VSC-HVDC system-based on model predictive control integrated with offshore wind farms

Recently, the offshore wind farms (OWFs) have excellent potential in global power networks. So, the demand for high power and high-quality transmission system is becoming more pressing with the fast growth of OWFs. A promising solution is provided by the voltage source converter-high voltage direct current (VSC-HVDC) system. This paper proposes a control method for controlling the VSC-HVDC system to integrate OWFs into power grids based on model predictive control (MPC). To minimise the distortion and filtering of the harmonics injected into the utility grid, the receiving end converter of the VSC-HVDC system is connected with LCL filter. The proposed control strategy maintains active/reactive power-sharing with efficient regulation of AC voltage among the different OWFs operation conditions.
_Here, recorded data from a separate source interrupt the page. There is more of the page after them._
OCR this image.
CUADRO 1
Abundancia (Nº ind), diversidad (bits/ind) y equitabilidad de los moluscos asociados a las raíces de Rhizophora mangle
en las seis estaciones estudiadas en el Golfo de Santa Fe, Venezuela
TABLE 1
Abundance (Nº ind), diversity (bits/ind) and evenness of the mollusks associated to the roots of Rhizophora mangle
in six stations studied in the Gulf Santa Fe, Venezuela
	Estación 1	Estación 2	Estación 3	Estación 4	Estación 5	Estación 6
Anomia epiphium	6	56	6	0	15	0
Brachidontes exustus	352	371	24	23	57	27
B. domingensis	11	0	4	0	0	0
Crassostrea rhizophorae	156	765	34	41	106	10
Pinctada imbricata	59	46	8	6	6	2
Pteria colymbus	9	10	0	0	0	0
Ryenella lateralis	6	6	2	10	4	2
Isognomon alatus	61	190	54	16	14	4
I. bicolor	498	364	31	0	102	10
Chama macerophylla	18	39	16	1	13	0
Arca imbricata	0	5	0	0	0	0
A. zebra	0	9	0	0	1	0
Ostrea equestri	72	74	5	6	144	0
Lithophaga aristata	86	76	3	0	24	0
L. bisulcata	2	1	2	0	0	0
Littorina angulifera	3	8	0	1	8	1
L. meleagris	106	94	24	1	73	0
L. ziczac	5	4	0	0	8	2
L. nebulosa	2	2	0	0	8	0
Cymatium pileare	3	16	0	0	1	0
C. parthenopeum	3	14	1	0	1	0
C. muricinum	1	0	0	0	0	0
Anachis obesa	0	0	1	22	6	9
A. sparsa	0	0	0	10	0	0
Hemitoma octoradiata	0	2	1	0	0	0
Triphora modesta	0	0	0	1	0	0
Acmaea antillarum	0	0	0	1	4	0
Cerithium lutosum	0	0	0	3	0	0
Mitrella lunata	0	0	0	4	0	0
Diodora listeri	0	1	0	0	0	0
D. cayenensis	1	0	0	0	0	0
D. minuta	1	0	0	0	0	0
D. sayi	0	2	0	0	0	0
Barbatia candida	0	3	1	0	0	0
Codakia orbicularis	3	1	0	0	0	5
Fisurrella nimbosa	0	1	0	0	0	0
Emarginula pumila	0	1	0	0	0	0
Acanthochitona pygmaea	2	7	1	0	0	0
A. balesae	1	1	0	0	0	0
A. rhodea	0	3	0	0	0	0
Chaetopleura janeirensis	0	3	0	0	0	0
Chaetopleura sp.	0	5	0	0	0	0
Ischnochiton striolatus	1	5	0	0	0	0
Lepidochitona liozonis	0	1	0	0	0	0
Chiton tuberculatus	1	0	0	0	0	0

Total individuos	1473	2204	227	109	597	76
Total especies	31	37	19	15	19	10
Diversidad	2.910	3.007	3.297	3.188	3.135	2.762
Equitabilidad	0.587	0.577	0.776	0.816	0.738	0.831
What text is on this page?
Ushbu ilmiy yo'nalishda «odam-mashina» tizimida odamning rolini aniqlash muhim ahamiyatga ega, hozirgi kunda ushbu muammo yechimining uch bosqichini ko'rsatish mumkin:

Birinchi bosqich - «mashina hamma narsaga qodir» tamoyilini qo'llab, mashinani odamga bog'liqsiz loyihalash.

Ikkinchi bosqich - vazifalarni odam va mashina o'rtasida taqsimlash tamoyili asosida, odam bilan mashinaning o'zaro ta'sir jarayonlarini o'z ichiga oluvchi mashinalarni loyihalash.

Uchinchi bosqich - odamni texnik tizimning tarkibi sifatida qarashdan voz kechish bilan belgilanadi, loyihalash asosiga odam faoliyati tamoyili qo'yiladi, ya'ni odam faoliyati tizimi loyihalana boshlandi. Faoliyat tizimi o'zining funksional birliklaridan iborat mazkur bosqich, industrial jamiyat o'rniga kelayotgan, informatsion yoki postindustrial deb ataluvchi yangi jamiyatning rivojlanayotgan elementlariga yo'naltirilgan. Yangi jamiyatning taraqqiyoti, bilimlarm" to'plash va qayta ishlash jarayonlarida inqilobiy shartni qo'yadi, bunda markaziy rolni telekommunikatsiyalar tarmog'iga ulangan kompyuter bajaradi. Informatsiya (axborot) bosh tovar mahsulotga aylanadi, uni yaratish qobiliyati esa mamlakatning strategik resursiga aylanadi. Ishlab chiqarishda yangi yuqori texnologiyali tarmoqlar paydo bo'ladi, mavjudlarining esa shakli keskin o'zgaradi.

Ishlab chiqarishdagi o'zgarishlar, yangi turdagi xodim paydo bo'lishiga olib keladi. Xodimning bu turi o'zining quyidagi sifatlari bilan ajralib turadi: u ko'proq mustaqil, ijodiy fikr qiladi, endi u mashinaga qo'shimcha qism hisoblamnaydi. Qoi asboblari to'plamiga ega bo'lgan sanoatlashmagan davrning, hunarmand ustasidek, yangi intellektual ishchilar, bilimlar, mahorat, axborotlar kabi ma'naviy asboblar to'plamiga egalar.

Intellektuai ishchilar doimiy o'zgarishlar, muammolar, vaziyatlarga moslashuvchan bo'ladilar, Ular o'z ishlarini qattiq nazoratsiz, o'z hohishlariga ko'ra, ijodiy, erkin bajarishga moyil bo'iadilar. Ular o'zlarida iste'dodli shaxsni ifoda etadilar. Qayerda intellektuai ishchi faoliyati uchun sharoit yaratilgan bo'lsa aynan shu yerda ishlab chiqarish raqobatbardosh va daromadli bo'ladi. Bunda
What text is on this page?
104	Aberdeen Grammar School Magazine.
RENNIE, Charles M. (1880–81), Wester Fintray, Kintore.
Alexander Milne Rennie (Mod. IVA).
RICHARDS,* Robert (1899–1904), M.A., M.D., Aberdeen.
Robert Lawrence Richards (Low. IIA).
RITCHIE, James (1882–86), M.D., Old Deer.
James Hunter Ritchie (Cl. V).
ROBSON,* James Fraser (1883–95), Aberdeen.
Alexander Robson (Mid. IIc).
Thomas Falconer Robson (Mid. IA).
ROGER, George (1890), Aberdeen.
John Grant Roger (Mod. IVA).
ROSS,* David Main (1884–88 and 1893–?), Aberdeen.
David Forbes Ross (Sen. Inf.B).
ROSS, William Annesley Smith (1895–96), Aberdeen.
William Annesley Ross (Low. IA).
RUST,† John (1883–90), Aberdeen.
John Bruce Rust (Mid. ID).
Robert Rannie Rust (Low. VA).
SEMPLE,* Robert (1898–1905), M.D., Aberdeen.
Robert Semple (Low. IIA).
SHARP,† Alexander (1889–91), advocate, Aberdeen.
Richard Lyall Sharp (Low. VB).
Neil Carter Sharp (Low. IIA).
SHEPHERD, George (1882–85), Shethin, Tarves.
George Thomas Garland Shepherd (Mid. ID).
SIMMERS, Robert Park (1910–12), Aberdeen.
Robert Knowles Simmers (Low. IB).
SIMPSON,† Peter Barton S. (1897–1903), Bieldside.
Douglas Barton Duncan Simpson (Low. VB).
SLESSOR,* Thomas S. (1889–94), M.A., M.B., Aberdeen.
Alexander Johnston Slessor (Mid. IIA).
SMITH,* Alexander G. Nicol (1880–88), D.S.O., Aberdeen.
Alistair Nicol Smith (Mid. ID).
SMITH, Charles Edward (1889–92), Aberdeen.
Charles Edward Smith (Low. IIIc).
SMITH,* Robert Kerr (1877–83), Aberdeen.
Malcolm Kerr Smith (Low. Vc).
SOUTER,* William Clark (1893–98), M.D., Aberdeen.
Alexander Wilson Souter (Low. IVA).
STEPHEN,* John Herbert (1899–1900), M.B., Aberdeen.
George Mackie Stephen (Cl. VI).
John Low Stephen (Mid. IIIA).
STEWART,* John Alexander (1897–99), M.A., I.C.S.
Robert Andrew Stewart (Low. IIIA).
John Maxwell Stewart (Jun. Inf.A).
The detailed system components modelling and simulation are executed in the MATLAB/Simulink environment, which is used to perform both dynamics and transient evaluation of the suggested control strategy. The acquired simulation results emphasize the capability of the proposed control strategy to maintain system stability under different operation conditions compared to the synchronous reference frame-based current limiting droop control method (SRF-based CLD).

Automated summary

This paper proposes a control method for VSC-HVDC system integrating OWFs into power grids based on model predictive control. The control strategy minimizes distortion and filtering of harmonics injected into the grid by connecting the receiving end converter with LCL filter, while maintaining active/reactive power-sharing and efficient regulation of AC voltage among different OWFs operation conditions. Simulation results demonstrate the capability of the proposed control strategy to maintain system stability under various operation conditions compared to SRF-based CLD method.